Millions of people make visits national parks each year, regional parks are usually full on weekends, and even tree lined streets are the preferred locations for coffee houses. People pay a premium for houses with a view. Why? Two primary reasons! First, it is an enjoyable experience. Second, getting close to nature has significant physical and mental health benefits.
Yet, our modern environment can be characterized by a dramatic decrease in our exposure to natural settings and a correlated increase in exposure to a technology intense environment. There has been a 20% decline in per capita visits to national parks since 1988, and an 18–25% decline in nature-based recreation since 1981.
And, Americans spend a whopping 93% of their time either indoors or in and enclosed vehicle.
The Benefits of Communing with Nature
Research into the benefits of exposure to nature are growing fast.
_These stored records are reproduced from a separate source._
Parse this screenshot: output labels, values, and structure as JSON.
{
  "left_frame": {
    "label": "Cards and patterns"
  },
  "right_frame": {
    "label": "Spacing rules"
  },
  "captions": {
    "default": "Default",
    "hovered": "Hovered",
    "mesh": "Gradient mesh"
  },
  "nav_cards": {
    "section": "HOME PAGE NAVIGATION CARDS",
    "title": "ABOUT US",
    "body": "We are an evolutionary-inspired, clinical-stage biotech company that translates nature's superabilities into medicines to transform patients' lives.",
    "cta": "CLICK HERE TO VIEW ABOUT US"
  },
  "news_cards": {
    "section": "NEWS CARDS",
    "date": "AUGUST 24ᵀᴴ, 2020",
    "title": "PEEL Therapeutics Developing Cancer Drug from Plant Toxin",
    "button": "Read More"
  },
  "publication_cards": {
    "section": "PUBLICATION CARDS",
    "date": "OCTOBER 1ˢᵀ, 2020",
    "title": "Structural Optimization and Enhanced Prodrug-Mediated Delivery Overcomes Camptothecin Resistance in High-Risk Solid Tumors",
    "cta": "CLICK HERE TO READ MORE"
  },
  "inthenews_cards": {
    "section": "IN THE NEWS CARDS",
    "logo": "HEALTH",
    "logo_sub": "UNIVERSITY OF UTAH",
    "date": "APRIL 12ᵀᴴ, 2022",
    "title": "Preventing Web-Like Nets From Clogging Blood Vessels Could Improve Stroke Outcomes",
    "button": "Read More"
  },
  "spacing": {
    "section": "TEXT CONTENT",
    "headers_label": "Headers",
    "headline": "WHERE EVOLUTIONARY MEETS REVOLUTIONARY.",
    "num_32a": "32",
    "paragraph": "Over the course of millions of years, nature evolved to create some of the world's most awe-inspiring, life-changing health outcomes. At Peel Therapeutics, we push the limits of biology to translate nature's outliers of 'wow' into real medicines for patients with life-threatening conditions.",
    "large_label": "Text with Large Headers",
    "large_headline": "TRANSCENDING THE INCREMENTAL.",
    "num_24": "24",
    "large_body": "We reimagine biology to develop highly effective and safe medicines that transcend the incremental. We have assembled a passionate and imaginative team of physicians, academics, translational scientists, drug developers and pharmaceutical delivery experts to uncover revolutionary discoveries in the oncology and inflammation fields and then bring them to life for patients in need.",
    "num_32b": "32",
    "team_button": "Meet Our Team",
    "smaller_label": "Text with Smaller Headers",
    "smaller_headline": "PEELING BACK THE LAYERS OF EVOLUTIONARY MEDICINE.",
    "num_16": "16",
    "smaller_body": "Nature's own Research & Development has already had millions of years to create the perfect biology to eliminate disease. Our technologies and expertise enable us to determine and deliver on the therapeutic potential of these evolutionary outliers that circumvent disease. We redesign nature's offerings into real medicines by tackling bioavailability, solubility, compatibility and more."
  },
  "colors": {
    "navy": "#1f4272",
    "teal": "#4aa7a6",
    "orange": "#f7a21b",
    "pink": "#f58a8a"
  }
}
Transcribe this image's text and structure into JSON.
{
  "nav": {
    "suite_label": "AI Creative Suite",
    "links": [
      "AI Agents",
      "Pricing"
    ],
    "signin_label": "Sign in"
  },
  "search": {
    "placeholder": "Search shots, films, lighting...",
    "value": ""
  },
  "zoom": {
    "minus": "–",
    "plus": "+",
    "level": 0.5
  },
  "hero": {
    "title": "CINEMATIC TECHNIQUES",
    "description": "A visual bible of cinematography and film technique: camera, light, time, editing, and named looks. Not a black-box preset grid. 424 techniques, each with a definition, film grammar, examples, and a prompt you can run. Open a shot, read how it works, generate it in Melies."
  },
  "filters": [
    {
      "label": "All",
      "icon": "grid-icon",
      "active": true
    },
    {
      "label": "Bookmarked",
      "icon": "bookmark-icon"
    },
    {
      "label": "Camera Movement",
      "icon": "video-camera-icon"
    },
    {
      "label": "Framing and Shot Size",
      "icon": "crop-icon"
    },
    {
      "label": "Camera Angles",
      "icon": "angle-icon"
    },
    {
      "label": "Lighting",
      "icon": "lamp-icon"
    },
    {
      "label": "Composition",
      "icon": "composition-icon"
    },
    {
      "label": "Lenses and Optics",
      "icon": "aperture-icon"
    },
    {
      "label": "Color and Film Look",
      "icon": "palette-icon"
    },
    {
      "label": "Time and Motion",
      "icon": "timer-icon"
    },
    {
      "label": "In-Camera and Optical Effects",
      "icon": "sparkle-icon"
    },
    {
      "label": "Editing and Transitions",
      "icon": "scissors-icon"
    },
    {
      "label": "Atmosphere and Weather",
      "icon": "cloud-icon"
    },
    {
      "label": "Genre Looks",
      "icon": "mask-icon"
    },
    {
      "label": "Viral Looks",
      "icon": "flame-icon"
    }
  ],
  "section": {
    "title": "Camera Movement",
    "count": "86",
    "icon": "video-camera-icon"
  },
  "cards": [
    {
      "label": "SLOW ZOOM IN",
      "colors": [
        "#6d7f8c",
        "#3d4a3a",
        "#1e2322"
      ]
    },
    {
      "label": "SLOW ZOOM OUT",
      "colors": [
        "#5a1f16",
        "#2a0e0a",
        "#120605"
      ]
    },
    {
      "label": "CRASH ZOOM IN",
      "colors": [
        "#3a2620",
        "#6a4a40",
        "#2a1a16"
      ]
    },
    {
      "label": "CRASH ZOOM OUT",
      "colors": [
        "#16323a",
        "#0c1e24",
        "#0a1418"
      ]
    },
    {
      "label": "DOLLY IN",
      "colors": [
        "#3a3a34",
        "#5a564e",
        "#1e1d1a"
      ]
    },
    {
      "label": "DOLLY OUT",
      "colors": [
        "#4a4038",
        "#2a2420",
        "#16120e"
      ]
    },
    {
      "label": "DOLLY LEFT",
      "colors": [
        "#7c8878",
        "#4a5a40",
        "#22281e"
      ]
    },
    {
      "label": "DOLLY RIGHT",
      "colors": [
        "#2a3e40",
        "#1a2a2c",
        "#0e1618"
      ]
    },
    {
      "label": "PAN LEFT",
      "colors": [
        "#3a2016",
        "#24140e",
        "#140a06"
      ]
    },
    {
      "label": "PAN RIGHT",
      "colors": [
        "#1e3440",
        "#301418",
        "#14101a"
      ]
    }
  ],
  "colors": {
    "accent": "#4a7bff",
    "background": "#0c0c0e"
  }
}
Here is a sampling to the diverse and profound impacts.
Living in areas with walkable green spaces positively influenced the longevity of urban senior citizens independent of their age, sex, marital status, baseline functional status, and socioeconomic status.
The odds of hospitalization for heart disease or stroke was 37% lower among adults in neighborhoods that were highly green and accessible.
The more often a person visits urban open green spaces, the less often he or she will report stress-related illnesses.
Greener neighborhoods were associated with a healthy 8 hours of sleep, people in less green areas tended to get less sleep. This difference was not explained by controls for psychological distress, physical activity or other socioeconomic factors.
Patients in rooms with windows looking out on a natural scene had shorter postoperative hospital stays, received fewer negative evaluative comments in nurses’ notes, and took fewer potent analgesics than matched patients in similar rooms with windows facing a brick building wall.
Higher order cognitive functions including selective attention, problem solving, inhibition, and multi-tasking are all heavily utilized in our modern technology-rich society. Four days of immersion in nature, and the corresponding disconnection from multi-media and technology, increases performance on a creativity, problem-solving task by a full 50%.
While long-terms exposure to nature affects longevity, even a short-term exposure of 5 minutes improves mood and self-esteem.
Even viewing slideshows or photographs of nature has been shown to have positive effects on the cardiovascular system.
How does Nature Work this Magic?
The simple answer is that we don’t have a complete answer. We do know that the typical daily environment of Americans requires lots of attention, interruption and stress. In contrast, exposure to natural environments are associated with stimuli that elicit a kind of gentle, soft fascination, and are both emotionally positive and low-arousing.
While it will be intriguing to learn what underlies the health benefits of nature, the evidence is clear that it has a restorative effect on multiple dimensions of physical and mental well-being.
What is the take-away? Ramp-up your exposure to nature!